Tuskegee Airman Visits School District 162

Virgil Poole and Matteson school principal.
Dr. Blondean Y. Davis, superintendent, Matteson District 162, welcomes Tuskegee Airman Virgil Poole to Matteson School’s Black History Month celebration. On right is Pamela Powell, Matteson School principal. (Photo: Yvonne Williams).

Matteson, IL – February 23, 2012– Pride and perseverance were the bywords of the day when Matteson Elementary School marked Black History Month today with a visit by an African American hero who helped change U.S. history during World War II.

“I’m very proud of my great-grandfather, Virgil Poole, because he was a pioneer, a man who integrated U.S. military and became one of the famous Tuskegee Airmen. They were the first Black men to fly U.S. combat aircraft,” said Justin Campbell, a Richton Park nine-year-old third grader, as he introduced his famous relative to 150 classmates.

“I’ve a lump in my throat because I, too, am proud that I can stand here before you today, in my ninety-first year, surrounded by four generations of my beautiful family,” responded Poole, of nearby Glenwood, as he addressed students, faculty and community leaders who attended the brief assembly in the school’s lunchroom that was awash in flags, balloons and bunting.

“In the 1940s,Tusgekee Airmen,” Poole explained, “persevered to reverse the mistaken idea that Blacks didn’t have the capacity to fly military aircraft. We proved that senior military commanders were wrong, because we served with distinction during very challenging days and under heavy combat conditions.”

Speaking to the Matteson students, Poole, whose grandparents were slaves, said, “As you grow, you’ll need to persevere, too. That means staying focused on your studies, listen to your parents, and do the very best you can in all that you undertake. Understand that you don’t need to think about being treated equally by others, because you were born equal. But you need to polish that equality by working hard and staying focused in all that you do. Whatever you undertake– do it completely and thoroughly.”

Poole, a native of Birmingham, Alabama, explained that after earning a degree from the University of Chicago he was drafted in 1942 into the U.S. Army and sent to Fort Custer in Michigan. There he saw a poster that read: “Uncle Sam Wants You” and down on the bottom in smaller type was a notice that read: “Negroes wanted to apply for air service training at the Tuskegee Institute, Alabama.”

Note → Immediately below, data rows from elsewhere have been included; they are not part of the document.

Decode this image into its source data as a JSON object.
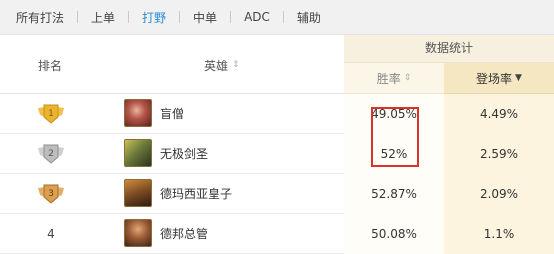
{
  "tabs": [
    {
      "label": "所有打法",
      "active": false
    },
    {
      "label": "上单",
      "active": false
    },
    {
      "label": "打野",
      "active": true
    },
    {
      "label": "中单",
      "active": false
    },
    {
      "label": "ADC",
      "active": false
    },
    {
      "label": "辅助",
      "active": false
    }
  ],
  "header": {
    "rank": "排名",
    "hero": "英雄",
    "stats_group": "数据统计",
    "win_rate": "胜率",
    "pick_rate": "登场率",
    "sort_icon": "⇕",
    "sort_desc_icon": "▼"
  },
  "rows": [
    {
      "rank": "1",
      "rank_style": "gold",
      "hero": "盲僧",
      "win_rate": "49.05%",
      "pick_rate": "4.49%"
    },
    {
      "rank": "2",
      "rank_style": "silver",
      "hero": "无极剑圣",
      "win_rate": "52%",
      "pick_rate": "2.59%"
    },
    {
      "rank": "3",
      "rank_style": "bronze",
      "hero": "德玛西亚皇子",
      "win_rate": "52.87%",
      "pick_rate": "2.09%"
    },
    {
      "rank": "4",
      "rank_style": "plain",
      "hero": "德邦总管",
      "win_rate": "50.08%",
      "pick_rate": "1.1%"
    }
  ],
  "colors": {
    "accent": "#2d8ad8",
    "highlight_box": "#d9342b",
    "gold": "#e9b531",
    "silver": "#b9b9b9",
    "bronze": "#d9a054"
  }
}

“It didn’t take me long to return to my native Alabama and begin flight training,” he said.

Poole became a chief operations and intelligence specialist in the 99th Flying Pursuit Squadron stationed in Italy. Later, he served in the South Pacific.

More than 1,000 African American Tuskegee Airmen, serving in segregated units, flew or maintained combat aircraft in Europe, the Mediterranean and North Africa, escorting bomber aircraft on missions and protecting them from the enemy.

To distinguish themselves from other aircraft, Tuskegee Airmen painted the tails of their aircraft red so they became known as “Red Tails.” 

Poole wore with pride the Congressional Gold Medal—the nation’s highest civilian honor—that he and his fellow Tuskegee Airmen received in 2007 from President George W. Bush. 

After the War, Poole returned to Chicago where he served from 1945 to 1968 in the Chicago Police Department. By the end of his career he commanded the Chicago Housing Authority police unit.

In response to his remarks and visit to Matteson District 162, Superintendent Dr. Blondean Y. Davis  told Poole that she was very moved by his thoughts because,  “ you represent the very same values of achievement, courage and perseverance that all of us who serve the children in this school district have. Welcome to the family. You’re truly one of us,” she said.

Rick Reinbold, president of the Village of Richton Park, saluted Poole for his service and achievements and expressed the appreciation of the community for all that he and his fellow Tuskegee Airmen did for the U.S.

Ernie Mercer, commander of the General Benjamin O. Davis VFW Post 311, named in honor of a famous Tuskegee Airman, extended an invitation to Poole to join with fellow VFW members when the Post’s new “Red Tails Grill” is dedicated.